Is spirituality is only for the poor? Gods I hope not! That presupposition suggests that the expression of spirit is somehow limited, an idea that is theologically absurd. And is it not appropriate to express gratitude for the blessings we have received? The author seems to think that gratitude expressed for some blessings is more genuine than for others. And how would he know genuine from real in the land of glam and plastic? Let alone knowing which of the yoga moms he is critiquing actually has the level of wealth to which he objects. Nor does he have any idea which of those yoga moms might have been poor a few years ago. If one of his actor friends did well and made a lot of money, would he think more of them if they took their blessings for granted? Would that be more moral than gratitude? And would that rich friend then be forced to join the Republican party as so many actors have? (oh wait…)
And then there is the matter of belief. Like any good fundamentalist, Mr. Van Valkenburgh assumes his own belief to be the moral high ground. American optimism is stupid and base. He feels it is foolish and wrong-headed to think “that underserved groups can get ahead not by standing up to power, but by focusing on love and positivity.”
Love and positivity. How very dreadful. Putting aside for a moment the fact that positive attitudes are not only correlated, but proven to be causative for both mental and physical well being, exactly how is focusing on anger at those in power, rather than love, an improvement on culture? The adage “if you’re not angry, you’re not paying attention” is a moral stance designed to make you search for things to be angry about. It won’t necessarily lead one to a happy life. You’re boss may be a jerk, but getting angry is – at best – useful as energy to get out and find some place better to work.
The author accuses rich capitalists of hijacking Buddhism and then proceeds to do the same thing.

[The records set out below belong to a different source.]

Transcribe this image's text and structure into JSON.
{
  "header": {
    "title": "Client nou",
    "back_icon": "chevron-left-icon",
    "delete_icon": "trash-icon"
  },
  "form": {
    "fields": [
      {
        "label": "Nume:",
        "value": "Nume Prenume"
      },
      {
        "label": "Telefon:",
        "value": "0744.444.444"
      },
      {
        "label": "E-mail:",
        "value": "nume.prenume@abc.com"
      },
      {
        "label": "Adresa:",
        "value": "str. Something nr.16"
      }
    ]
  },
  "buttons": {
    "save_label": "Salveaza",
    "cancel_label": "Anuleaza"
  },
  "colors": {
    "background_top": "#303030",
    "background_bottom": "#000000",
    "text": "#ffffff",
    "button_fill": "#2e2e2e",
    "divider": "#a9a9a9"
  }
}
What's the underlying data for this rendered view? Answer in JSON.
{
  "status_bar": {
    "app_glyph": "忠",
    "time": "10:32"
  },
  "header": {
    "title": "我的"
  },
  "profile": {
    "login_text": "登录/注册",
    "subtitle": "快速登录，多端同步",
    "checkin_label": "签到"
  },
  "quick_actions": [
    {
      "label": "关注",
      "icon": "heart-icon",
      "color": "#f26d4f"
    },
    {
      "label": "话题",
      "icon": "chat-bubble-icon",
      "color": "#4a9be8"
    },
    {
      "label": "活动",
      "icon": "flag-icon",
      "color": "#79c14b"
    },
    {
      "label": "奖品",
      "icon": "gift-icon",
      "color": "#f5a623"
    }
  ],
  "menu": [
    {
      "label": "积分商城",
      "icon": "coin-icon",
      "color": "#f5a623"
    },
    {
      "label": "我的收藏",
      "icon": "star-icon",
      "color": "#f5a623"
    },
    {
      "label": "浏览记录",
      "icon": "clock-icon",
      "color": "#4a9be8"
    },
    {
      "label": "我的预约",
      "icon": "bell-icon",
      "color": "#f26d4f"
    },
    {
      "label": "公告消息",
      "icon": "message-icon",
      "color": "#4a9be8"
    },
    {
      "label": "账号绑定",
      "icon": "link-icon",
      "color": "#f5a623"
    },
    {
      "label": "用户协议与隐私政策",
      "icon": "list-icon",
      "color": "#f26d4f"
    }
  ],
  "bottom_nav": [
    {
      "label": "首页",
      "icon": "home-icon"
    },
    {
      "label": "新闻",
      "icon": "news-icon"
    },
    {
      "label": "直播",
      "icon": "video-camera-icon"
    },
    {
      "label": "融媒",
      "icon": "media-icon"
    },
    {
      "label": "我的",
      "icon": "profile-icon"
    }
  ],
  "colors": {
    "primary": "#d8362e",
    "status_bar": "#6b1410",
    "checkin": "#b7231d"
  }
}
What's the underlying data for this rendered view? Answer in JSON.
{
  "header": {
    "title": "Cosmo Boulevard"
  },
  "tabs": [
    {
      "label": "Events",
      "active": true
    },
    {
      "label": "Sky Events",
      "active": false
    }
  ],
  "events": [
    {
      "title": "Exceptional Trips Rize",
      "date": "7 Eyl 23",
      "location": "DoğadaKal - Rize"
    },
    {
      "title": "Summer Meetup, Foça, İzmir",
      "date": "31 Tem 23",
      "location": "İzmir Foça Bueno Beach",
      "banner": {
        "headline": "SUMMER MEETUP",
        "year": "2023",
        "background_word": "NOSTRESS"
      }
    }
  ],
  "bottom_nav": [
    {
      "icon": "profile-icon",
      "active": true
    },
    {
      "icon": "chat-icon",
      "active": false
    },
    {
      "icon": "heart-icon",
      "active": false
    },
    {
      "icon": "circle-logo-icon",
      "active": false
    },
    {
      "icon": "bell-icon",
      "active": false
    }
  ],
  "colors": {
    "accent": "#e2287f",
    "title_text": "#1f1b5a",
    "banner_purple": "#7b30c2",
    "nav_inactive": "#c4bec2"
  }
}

“It’s true, for example, that the Buddha taught that money was a blessing, and that one effect of an ethical way of life would be material prosperity. But it is hard for me to believe the Buddha would say that wealth inequality is solely the result of karmic patterns, and that we should ignore its hidden histories of slavery, colonialism and patriarchy.”
Hmmm. Buddha said the first part, but he must have forgotten to say that other part. I’m no Buddhist and wouldn’t presume to attempt to figure out the meaning of their sacred literature, but just because you find something hard to believe doesn’t mean you get to just assume the master would have agreed with your viewpoint. It is also possible that Buddha, if he approved of money, might just also have approved of charitable giving. (Perhaps someone knowledgeable on Buddhism could enlighten me)
The author writes:
“When we cultivate gratitude for our material wealth and ignore compassion for those less fortunate, comments like those of Nadella are a natural consequence.”
Clearly Van Valkenburgh has no knowledge of who is actually giving charitably in the US. The households with the total wealth of on million dollars in the US are responsible for half of all charitable giving, and conservative households give 30 percent more than liberal households. Instead of advocating “cultivating compassion,” ( of which he appears to have very little) the author might have advisded more concrete actions to help the poor and downtrodden, such as giving money and volunteering. I suspect the Buddha might just approve.